Religious people spend less money on groceries

Universal/Courtesy Everett Collection
Sometimes to save money at the supermarket, you just have to believe.

Want to spend less money and make fewer purchases during your next trip to the grocery store? Go to church.

The more religious people are, the lower their grocery bill, according to a series of studies to be published in the September issue of the Journal of Experimental Social Psychology. One theory: Because religious people tend to value frugality, this inspires them to spend less, or altogether avoid impulse buys, like candy bars and chewing gum at the checkout counter, the researchers wrote in the Harvard Business Review.

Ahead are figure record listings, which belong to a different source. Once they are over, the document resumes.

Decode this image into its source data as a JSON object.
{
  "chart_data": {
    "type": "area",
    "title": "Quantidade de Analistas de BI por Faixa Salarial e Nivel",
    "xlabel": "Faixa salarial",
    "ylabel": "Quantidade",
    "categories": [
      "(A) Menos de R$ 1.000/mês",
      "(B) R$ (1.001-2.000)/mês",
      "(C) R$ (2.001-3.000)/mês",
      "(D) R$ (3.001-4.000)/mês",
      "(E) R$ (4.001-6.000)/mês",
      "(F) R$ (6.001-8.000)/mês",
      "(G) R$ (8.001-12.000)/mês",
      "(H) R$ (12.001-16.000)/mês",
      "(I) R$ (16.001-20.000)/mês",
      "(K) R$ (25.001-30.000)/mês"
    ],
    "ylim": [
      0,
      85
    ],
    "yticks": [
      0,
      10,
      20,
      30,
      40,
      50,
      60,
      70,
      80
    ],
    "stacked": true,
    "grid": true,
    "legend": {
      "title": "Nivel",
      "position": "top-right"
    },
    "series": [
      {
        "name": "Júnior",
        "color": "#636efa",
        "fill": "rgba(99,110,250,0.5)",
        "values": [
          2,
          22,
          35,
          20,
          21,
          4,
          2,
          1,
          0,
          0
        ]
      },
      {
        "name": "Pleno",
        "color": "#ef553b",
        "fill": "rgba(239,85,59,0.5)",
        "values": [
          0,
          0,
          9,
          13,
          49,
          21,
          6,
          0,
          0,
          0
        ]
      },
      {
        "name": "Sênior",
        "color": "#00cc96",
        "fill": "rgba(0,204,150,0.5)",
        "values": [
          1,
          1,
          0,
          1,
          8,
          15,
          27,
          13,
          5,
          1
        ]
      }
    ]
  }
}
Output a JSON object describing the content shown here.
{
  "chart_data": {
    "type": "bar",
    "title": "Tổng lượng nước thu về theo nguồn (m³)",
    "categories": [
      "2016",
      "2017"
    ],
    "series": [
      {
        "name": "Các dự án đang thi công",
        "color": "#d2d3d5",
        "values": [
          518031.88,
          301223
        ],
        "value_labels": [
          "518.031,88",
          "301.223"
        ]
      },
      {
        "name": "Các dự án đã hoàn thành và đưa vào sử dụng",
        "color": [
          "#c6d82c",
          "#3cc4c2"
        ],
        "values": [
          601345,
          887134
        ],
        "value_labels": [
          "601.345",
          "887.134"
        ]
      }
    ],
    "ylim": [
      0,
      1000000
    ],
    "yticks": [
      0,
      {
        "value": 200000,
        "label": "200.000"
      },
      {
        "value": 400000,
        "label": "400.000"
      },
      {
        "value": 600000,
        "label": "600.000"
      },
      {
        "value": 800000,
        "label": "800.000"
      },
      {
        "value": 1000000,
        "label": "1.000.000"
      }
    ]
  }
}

The researchers — who work at Boston University, Harvard University and the University of Pittsburgh — conducted five studies, one of which asked 800 participants to engage in a hypothetical grocery shopping trip that involved purchasing staples like eggs and milk and non-necessities, such as chewing gum (which was priced between 25 cents and $4). Put bluntly: The more religious the person was, the less they spent.

In another study, the researchers conducted a similar hypothetical shopping trip, but tested the effect of watching a video of a man speaking about God or an artist speaking about oil painting on shoppers’ spending. The participants who watched the clip about God spent less on an impulse purchase of a magazine than the ones who watched the artist. The researchers also analyzed grocery store sales per store across 1,600 U.S. counties in 2012 compared to the number of devout religious people in each county.

This is not the first study to suggest religion has an impact on personal finances. Religious beliefs are correlated with a stronger likelihood to save, according to an analysis of data from the DNB Household Survey of more than 2,000 households in the Netherlands, in some cases a lower likelihood to invest.

When people of different religious backgrounds do invest, they may follow stricter guidelines. For Muslims, there are Shariah-compliant funds, which typically prohibit investing in companies that earn revenue from sales of alcohol, cigarettes, military equipment or pork. There are also ETFs that choose investments aligned with “biblical values” and another aimed specifically at Catholic investors.